Paul McGinley insists his strained relationship with Darren Clarke will not influence his opinion on who should be Europe's next Ryder Cup captain.
Clarke is odds-on favourite to lead the side at Hazeltine in 2016, when Europe will be looking to claim their fourth straight victory and ninth in the last 11 contests.
The former Open champion sent McGinley a letter in 2011 offering his support for the latter's bid to become captain in 2014, but later changed his mind and also put himself forward for the role.
And when Tom Watson was named US captain in December 2012, Clarke suggested 2010 captain Colin Montgomerie should also be considered as "whoever it is standing on that stage opposite Tom Watson needs a huge presence".
With the public backing of players such as Rory McIlroy, Luke Donald and Ian Poulter, McGinley subsequently won the day but admitted recently that his conversations with Clarke were now "short and sweet" and amounted to little more than passing pleasantries.
However, the 47-year-old vowed to be professional when the new selection process gets under way.
Since 1999, the captain was selected by the European Tour's 15-strong tournament committee, but changes announced in August last year mean the responsibility now falls to the previous three captains (McGinley, Jose Maria Olazabal and Montgomerie), the Tour's chief executive and a tournament committee representative.
Asked if his relationship with Clarke would be a problem, McGinley said: "Absolutely no problem whatsoever. I'm going to be very professional.
"I'm going to get opinions from a lot of players and a lot of people before I put my opinion forward as to what it will be. Just like I was very much pushed over the line by the players, I want to get the opinion of the players.
"I think we're very fortunate in Europe, a little bit like the Liverpool soccer team and the boot room, I think a lot of us have benefited hugely from being vice-captains.
"Darren has been a vice-captain along with many other guys. We will see where that all evolves and I'll make a professional decision based on the views of people that I respect."
As to whether he would be a vice-captain under Clarke, McGinley added: "I don't think I'd be vice-captain to anybody going forward, to be honest. I'm very happy to help in an unofficial capacity but I don't think I have the personality to go back in as vice-captain.
"I would like to be able to support the new captain in whatever direction he went, and if I had a belief about a different area, I'm afraid there would be a conflict."
That means McGinley's Ryder Cup career is officially over, a career which has seen three wins as a player (2002, 2004 and 2006), two as a vice-captain (2010 and 2012) and one as captain.

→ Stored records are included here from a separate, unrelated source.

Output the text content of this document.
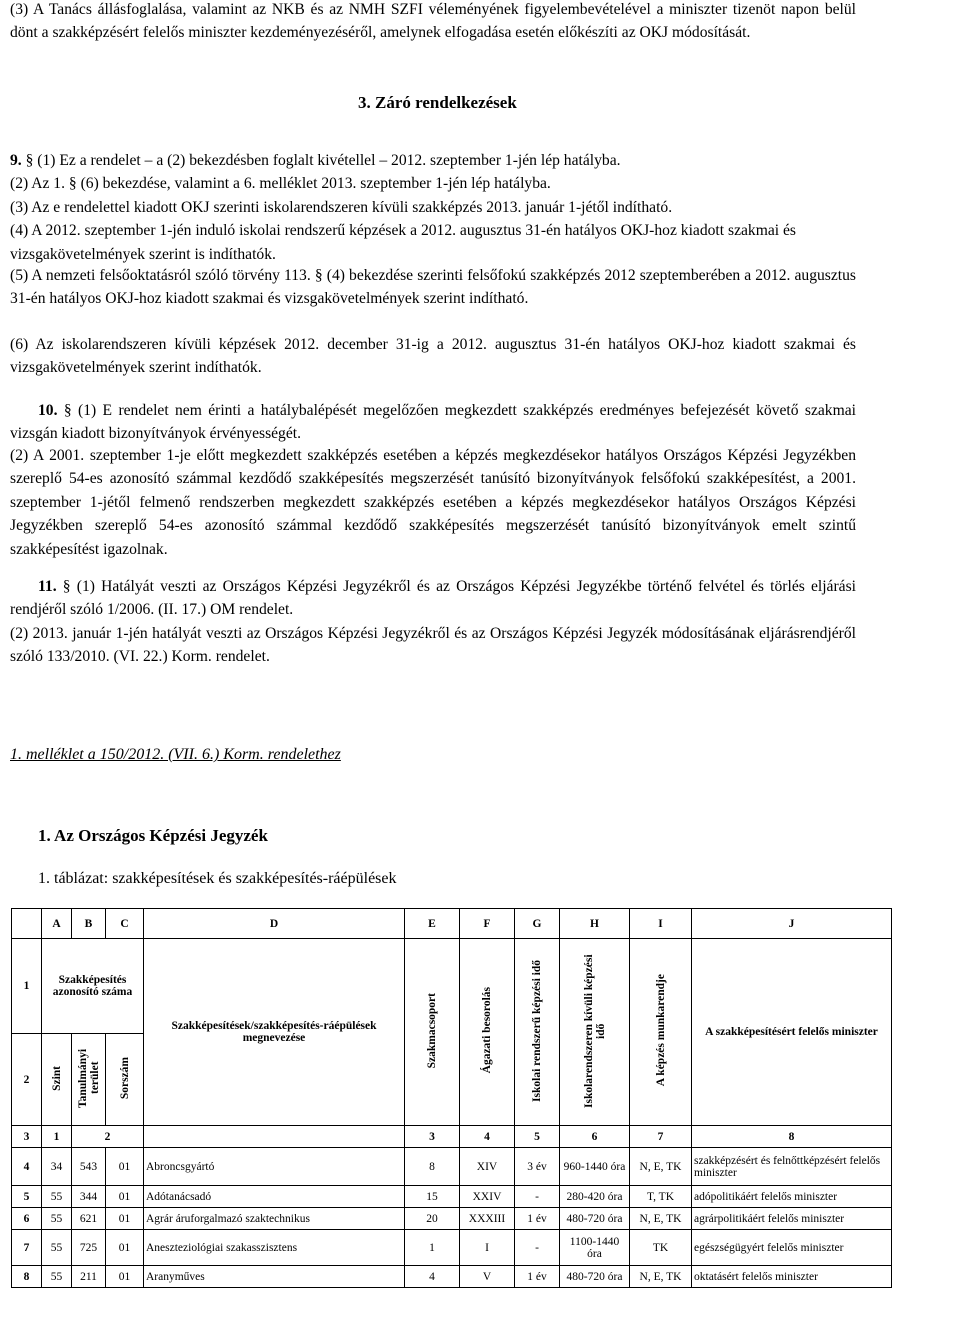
(3) A Tanács állásfoglalása, valamint az NKB és az NMH SZFI véleményének figyelembevételével a miniszter tizenöt napon belül dönt a szakképzésért felelős miniszter kezdeményezéséről, amelynek elfogadása esetén előkészíti az OKJ módosítását.
3. Záró rendelkezések
9. § (1) Ez a rendelet – a (2) bekezdésben foglalt kivétellel – 2012. szeptember 1-jén lép hatályba.
(2) Az 1. § (6) bekezdése, valamint a 6. melléklet 2013. szeptember 1-jén lép hatályba.
(3) Az e rendelettel kiadott OKJ szerinti iskolarendszeren kívüli szakképzés 2013. január 1-jétől indítható.
(4) A 2012. szeptember 1-jén induló iskolai rendszerű képzések a 2012. augusztus 31-én hatályos OKJ-hoz kiadott szakmai és vizsgakövetelmények szerint is indíthatók.
(5) A nemzeti felsőoktatásról szóló törvény 113. § (4) bekezdése szerinti felsőfokú szakképzés 2012 szeptemberében a 2012. augusztus 31-én hatályos OKJ-hoz kiadott szakmai és vizsgakövetelmények szerint indítható.
(6) Az iskolarendszeren kívüli képzések 2012. december 31-ig a 2012. augusztus 31-én hatályos OKJ-hoz kiadott szakmai és vizsgakövetelmények szerint indíthatók.
10. § (1) E rendelet nem érinti a hatálybalépését megelőzően megkezdett szakképzés eredményes befejezését követő szakmai vizsgán kiadott bizonyítványok érvényességét.
(2) A 2001. szeptember 1-je előtt megkezdett szakképzés esetében a képzés megkezdésekor hatályos Országos Képzési Jegyzékben szereplő 54-es azonosító számmal kezdődő szakképesítés megszerzését tanúsító bizonyítványok felsőfokú szakképesítést, a 2001. szeptember 1-jétől felmenő rendszerben megkezdett szakképzés esetében a képzés megkezdésekor hatályos Országos Képzési Jegyzékben szereplő 54-es azonosító számmal kezdődő szakképesítés megszerzését tanúsító bizonyítványok emelt szintű szakképesítést igazolnak.
11. § (1) Hatályát veszti az Országos Képzési Jegyzékről és az Országos Képzési Jegyzékbe történő felvétel és törlés eljárási rendjéről szóló 1/2006. (II. 17.) OM rendelet.
(2) 2013. január 1-jén hatályát veszti az Országos Képzési Jegyzékről és az Országos Képzési Jegyzék módosításának eljárásrendjéről szóló 133/2010. (VI. 22.) Korm. rendelet.
1. melléklet a 150/2012. (VII. 6.) Korm. rendelethez
1. Az Országos Képzési Jegyzék
1. táblázat: szakképesítések és szakképesítés-ráépülések
	A	B	C	D	E	F	G	H	I	J
1	Szakképesítés azonosító száma			Szakképesítések/szakképesítés-ráépülések megnevezése	Szakmacsoport	Ágazati besorolás	Iskolai rendszerű képzési idő	Iskolarendszeren kívüli képzési idő	A képzés munkarendje	A szakképesítésért felelős miniszter
2	Szint	Tanulmányi terület	Sorszám							
3	1	2			3	4	5	6	7	8
4	34	543	01	Abroncsgyártó	8	XIV	3 év	960-1440 óra	N, E, TK	szakképzésért és felnőttképzésért felelős miniszter
5	55	344	01	Adótanácsadó	15	XXIV	-	280-420 óra	T, TK	adópolitikáért felelős miniszter
6	55	621	01	Agrár áruforgalmazó szaktechnikus	20	XXXIII	1 év	480-720 óra	N, E, TK	agrárpolitikáért felelős miniszter
7	55	725	01	Aneszteziológiai szakasszisztens	1	I	-	1100-1440 óra	TK	egészségügyért felelős miniszter
8	55	211	01	Aranyműves	4	V	1 év	480-720 óra	N, E, TK	oktatásért felelős miniszter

"That's six I have been involved in and six wins," he said. "Like a heavyweight fighter, I will retire undefeated."
Undefeated but perhaps not uninvolved, McGinley raised the possibility of using his expertise in the same way he got former Manchester United manager Alex Ferguson to speak to the team.
"I would certainly like to play a role, if required, a little bit like Alex Ferguson did for me," he added. "I bounced ideas off him. He didn't tell me what to do, but what he did was he solidified my ideas and he gave me confidence that, yeah, my hunches were right."
McGinley admitted his one regret at Gleneagles was not having enough time to coach Ian Poulter in the role of senior player for his partnership with Stephen Gallacher, the untried duo losing 5&4 on the opening morning.
But he praised Poulter for accepting his somewhat limited role during the week, the top European points scorer in each of the previous three contests playing just twice before the singles.
"I had to make some tough calls, really tough calls," added McGinley, who said his decision not to pick Luke Donald as a wild card was still eating away at him; Donald sending McGinley a long text of congratulations on Sunday.
"All along I had thought that Ian Poulter was going to play in the second afternoon, and at the 11th hour I decided on Martin Kaymer instead.
"But the way Ian accepted that decision, he came out to me on the golf course in the afternoon and he was consoling me."